My first step is to convert the rtf to one html file, which is straightforward with:
pandoc -f rtf -t html -o inputfile.html inputfile.rtf
The resulting html file has headings defined by <strong></strong>
rather than <h1></h1>
so I have to edit the file in a text editor to change all these. Here is a sample from the file:
<p><strong>George Stewart</strong></p>
<p>Title: George Stewart</p>
<p>Type: Task</p>
<p>Date:1734</p>
<p>Description: Christening</p>
<p>Status: +open</p>
<p>Repository: LDS Library</p>
<p>Last action: 8 May 2024</p>
<p><strong>Ann Hill</strong></p>
<p>Title: Ann Hill</p>
<p>Type: Task</p>
<p>Date: 1799</p>
<p>Description: Family</p>
<p>Status: +ToDo</p>
<p>Repository: LDS Library</p>
which has to be edited to:
<p><h1>George Stewart</h1></p>
<p>Title: George Stewart</p>
<p>Type: Task</p>
<p>Date:1734</p>
<p>Description: Christening</p>
<p>Status: +open</p>
<p>Repository: LDS Library</p>
<p>Last action: 8 May 2024</p>
<p><h1>Ann Hill</h1></p>
<p>Title: Ann Hill</p>
<p>Type: Task</p>
<p>Date: 1799</p>
<p>Description: Family</p>
<p>Status: +ToDo</p>
<p>Repository: LDS Library</p>
Then I can run the next step which is to chunk the html into many files splitting at the h1 level with another Pandoc command.
pandoc -t chunkedhtml --split-level=1 -o RN_File inputfile.html
I would like to be able to do that heading conversion inline as part of the Pandoc command. It may be possible with a filter (json/lua?) but I cannot work out the syntax.

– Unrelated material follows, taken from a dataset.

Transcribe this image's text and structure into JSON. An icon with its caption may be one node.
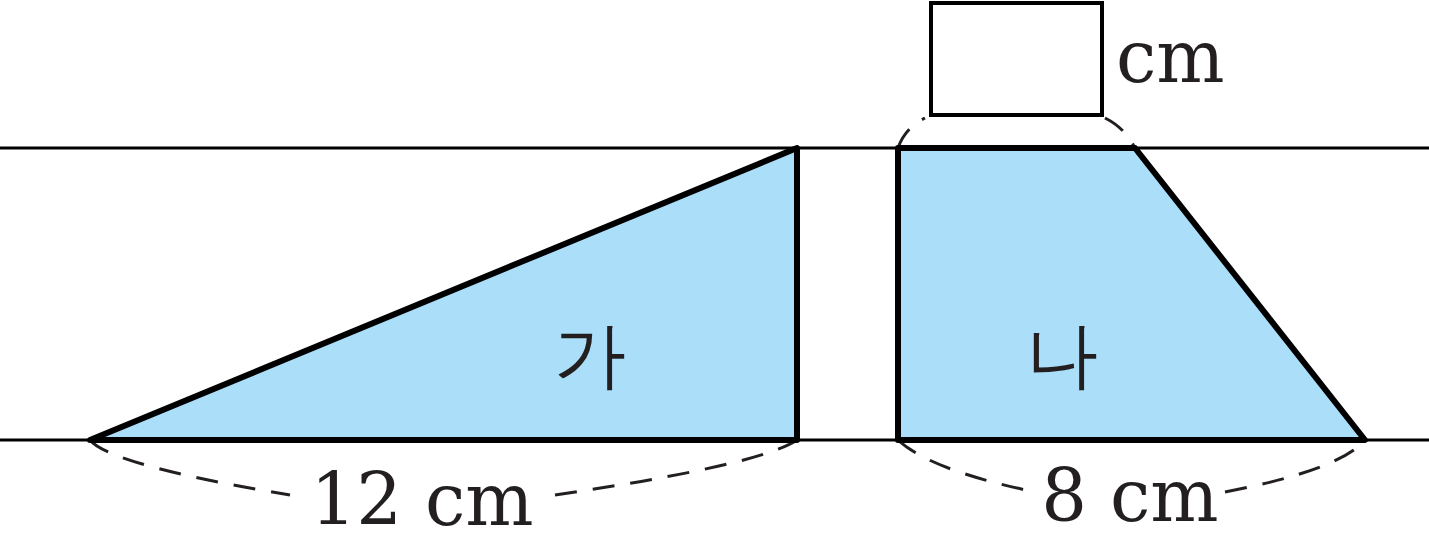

Ideally, I would also like to merge the two Pandoc steps, but do not know if this is possible. It seems there might be a method of doing this with a pipe function, but perhaps someone could confirm with an example.
The Pandoc Lua filters guide suggests I need a code block like:
function Strong(elem)
return pandoc.SmallCaps(elem.content)
end
but I need to capture <p><strong>
and replace with <h1>
, this does not work but may be gives a clue of what I am trying to achieve ...
function Para+Strong(elem)
return pandoc.Header(1)
end
You could use sed
on the inputfile.html
between the two pandoc
commands.
#!/bin/bash
pandoc -f rtf -t html -o inputfile.html inputfile.rtf
cat inputfile.html | sed 's/<p><strong>\(.*\)<\/strong><\/p>/<h1>\1<\/h1>/g' > inputfile-fixed.html && rm inputfile.html
pandoc -t chunkedhtml --split-level=1 -o RN_File inputfile-fixed.html
Save as: fix_heading.sh
Change mode executable: chmod +x fix_heading.sh
Usage: ./fix_heading.sh
I used cat
as a precaution. If you want to directly edit the file, inline, replace the cat
line with:
sed -i 's/<p><strong>\(.*\)<\/strong><\/p>/<h1>\1<\/h1>/g' inputfile.html
That will eliminate need of the intermediate file.